いや、オレンジ色でテカテカした鯛の形の中にアンコが入ってる和菓子みたいなのは母親が好きで食べていた。あれが正月らしい食べ物なのかは知らないけど。

初詣。大人になって友達と夜中に出歩くようになるまで一度も行った事がなかった。

はじめて地元の神社に友達と初詣に行った時、自分が知らなかっただけでこんなにたくさんの人が訪れている行事だったんだと知って本当にビックリした。

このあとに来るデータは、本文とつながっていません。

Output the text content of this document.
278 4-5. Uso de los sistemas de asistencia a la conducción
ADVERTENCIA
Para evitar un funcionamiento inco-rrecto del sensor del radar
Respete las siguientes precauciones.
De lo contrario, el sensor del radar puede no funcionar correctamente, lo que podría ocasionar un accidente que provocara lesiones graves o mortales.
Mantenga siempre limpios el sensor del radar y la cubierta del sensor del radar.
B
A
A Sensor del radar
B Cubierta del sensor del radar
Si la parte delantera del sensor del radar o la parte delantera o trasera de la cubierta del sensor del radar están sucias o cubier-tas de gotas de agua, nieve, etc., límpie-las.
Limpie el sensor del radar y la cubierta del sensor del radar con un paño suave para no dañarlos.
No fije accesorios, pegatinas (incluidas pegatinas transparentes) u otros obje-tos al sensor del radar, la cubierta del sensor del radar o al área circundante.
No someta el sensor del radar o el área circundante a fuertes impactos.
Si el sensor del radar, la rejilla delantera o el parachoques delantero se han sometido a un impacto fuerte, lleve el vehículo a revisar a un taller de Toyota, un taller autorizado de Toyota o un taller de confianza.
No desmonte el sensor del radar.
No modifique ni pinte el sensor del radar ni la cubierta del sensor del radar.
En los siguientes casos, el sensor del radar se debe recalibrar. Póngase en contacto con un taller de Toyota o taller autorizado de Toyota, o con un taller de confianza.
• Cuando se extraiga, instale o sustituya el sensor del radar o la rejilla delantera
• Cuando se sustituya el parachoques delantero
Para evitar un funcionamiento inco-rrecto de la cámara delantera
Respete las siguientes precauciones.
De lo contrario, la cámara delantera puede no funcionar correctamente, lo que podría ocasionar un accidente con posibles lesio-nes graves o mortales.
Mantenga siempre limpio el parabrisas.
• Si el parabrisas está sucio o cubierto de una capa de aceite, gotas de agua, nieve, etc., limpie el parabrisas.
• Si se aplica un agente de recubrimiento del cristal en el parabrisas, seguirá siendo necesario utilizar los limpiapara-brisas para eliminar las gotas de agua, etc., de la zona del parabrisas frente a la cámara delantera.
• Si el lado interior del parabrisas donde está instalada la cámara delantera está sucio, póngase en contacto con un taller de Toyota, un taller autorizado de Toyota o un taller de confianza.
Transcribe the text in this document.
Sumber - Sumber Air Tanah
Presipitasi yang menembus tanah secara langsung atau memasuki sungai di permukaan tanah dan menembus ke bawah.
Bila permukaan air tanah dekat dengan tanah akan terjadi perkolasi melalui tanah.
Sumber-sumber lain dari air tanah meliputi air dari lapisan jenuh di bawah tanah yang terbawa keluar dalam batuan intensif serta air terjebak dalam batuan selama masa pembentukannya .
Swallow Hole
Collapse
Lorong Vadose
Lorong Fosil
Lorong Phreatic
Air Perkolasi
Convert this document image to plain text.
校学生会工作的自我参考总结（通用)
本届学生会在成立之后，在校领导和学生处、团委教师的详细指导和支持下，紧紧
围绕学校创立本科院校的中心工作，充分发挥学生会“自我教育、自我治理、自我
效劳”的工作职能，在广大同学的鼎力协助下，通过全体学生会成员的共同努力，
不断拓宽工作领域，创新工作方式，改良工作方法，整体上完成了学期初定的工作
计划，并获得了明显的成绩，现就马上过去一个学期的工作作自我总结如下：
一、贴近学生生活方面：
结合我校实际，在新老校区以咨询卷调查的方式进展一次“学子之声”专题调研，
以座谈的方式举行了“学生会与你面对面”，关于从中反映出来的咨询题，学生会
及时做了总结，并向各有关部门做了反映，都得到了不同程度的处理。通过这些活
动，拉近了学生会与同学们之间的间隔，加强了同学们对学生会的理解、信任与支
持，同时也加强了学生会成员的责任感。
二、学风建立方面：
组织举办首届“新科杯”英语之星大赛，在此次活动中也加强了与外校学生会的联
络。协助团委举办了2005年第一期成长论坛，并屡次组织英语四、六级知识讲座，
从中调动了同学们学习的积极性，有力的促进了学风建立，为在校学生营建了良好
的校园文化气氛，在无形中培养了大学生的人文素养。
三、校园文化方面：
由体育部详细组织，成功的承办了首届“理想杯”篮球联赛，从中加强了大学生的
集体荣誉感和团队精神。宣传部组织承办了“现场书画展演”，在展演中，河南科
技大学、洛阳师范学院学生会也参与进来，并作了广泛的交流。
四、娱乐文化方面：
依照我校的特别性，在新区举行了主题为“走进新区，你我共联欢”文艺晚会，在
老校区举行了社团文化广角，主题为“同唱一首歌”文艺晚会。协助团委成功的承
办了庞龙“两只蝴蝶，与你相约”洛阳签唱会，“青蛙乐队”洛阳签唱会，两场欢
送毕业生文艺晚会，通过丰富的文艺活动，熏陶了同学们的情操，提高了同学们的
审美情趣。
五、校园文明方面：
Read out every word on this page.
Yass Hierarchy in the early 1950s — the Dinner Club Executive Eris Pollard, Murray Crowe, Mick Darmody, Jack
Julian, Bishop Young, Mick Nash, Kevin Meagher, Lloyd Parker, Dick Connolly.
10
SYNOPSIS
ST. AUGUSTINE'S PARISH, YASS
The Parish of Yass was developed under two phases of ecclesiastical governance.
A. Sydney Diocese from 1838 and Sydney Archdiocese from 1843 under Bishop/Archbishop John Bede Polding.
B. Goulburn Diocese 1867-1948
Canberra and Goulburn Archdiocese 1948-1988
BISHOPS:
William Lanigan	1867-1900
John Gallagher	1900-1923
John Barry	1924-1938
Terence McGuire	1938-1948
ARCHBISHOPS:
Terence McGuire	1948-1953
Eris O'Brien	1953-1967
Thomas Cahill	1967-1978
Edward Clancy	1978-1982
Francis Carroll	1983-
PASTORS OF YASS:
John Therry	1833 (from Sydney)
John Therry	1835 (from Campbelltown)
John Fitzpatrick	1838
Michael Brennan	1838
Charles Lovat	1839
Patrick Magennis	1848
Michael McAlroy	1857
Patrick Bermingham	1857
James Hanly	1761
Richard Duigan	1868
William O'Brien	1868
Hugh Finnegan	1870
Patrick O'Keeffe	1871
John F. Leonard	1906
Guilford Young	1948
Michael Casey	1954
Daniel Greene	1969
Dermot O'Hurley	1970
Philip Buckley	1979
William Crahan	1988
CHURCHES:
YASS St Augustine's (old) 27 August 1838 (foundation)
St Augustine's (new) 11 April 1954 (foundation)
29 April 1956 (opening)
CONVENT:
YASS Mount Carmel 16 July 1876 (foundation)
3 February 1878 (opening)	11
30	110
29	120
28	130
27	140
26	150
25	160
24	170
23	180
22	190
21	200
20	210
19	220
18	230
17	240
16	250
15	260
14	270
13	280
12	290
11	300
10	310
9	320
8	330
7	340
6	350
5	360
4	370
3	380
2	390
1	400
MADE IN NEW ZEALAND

正月とか関係なく年がら年中ツタヤで好きな映画を借りてきてそればかり見てる家だったから、正月だからこれしようとかこれ見ようってのがなくて、そのおかげで実家を出るまで紅白を見ずに過ごし、この歳になるまで見ずを貫いてきてしまった。そして今年も見ない。

見たくないわけじゃない。見たいと思えないだけで見る事を頑として拒否しているわけじゃない。でもそれでいい。

自分ちがよその家と違うんだって事を知ってからは、自分の家族のぐうたらさ加減に落胆して、実家を出て上京したらなにかとマメにきちんとやる人になろう!と意気込んでいた頃もあったけど…

でも色んな人と出会って、色んな事を経験していくと、したくもない事をしなきゃいけないつまんない日もあったり、逆にしたい事が思う存分できる事の有り難さが身にしみたり、結局のところ自分の好きな事をしたいようにして、それで何が悪いの?って所にたどり着いてしまった。

それが誰かを悲しませたり傷つけてしまう事なら改めた方がいいのは確かだけど、今この歳になってようやくうちの家族の在り方に『別にそれでいいんじゃないの?』って勝手に和解するかのような思いを持てるようになった。

なんにでも興味を示して、それを行動に移せるうちは本当になんでもやったほうがきっと良いだろう。

でも、そうしていくうちにどっかのタイミングで、自分はこの方がいいな、自分はこれは嫌だなってものが少しずつ見えてくる。

そういう気付きがどんどん固まっていって、やがて自分がこうだ!って人間が出来上がる。

そして、俺は紅白も見たいと思えないし、年越し蕎麦も別にいらないし、大掃除なんか普段からちゃんと掃除してるんだから必要ないって思えてしまう、あんなに嫌っていた自分の家族のような人になってしまってました。

これが血なのかなんなのかは分からないけど、したくない事をわざわざしないといけないのは嫌だ。

それで大切な人を傷つけるなら考えを改めるが、紅白を見ないってだけで俺を嫌うような人がいるんだとしたら、どうぞ嫌ってくださいとしか思えない。

紅白を見たことがない、見たいとも思えないというのはそういう事だと思っている。

『それでいいじゃないか』のアイコン的な例えに出来ないかな。

したかもない事をしないといけないストレスフルな毎日を送っている人は、まず紅白を見ないところから逸脱を図っていくのもいいかもしれない。

もちろん紅白が好きなら見たほうがいいんだけど。それだけの事なんだけど。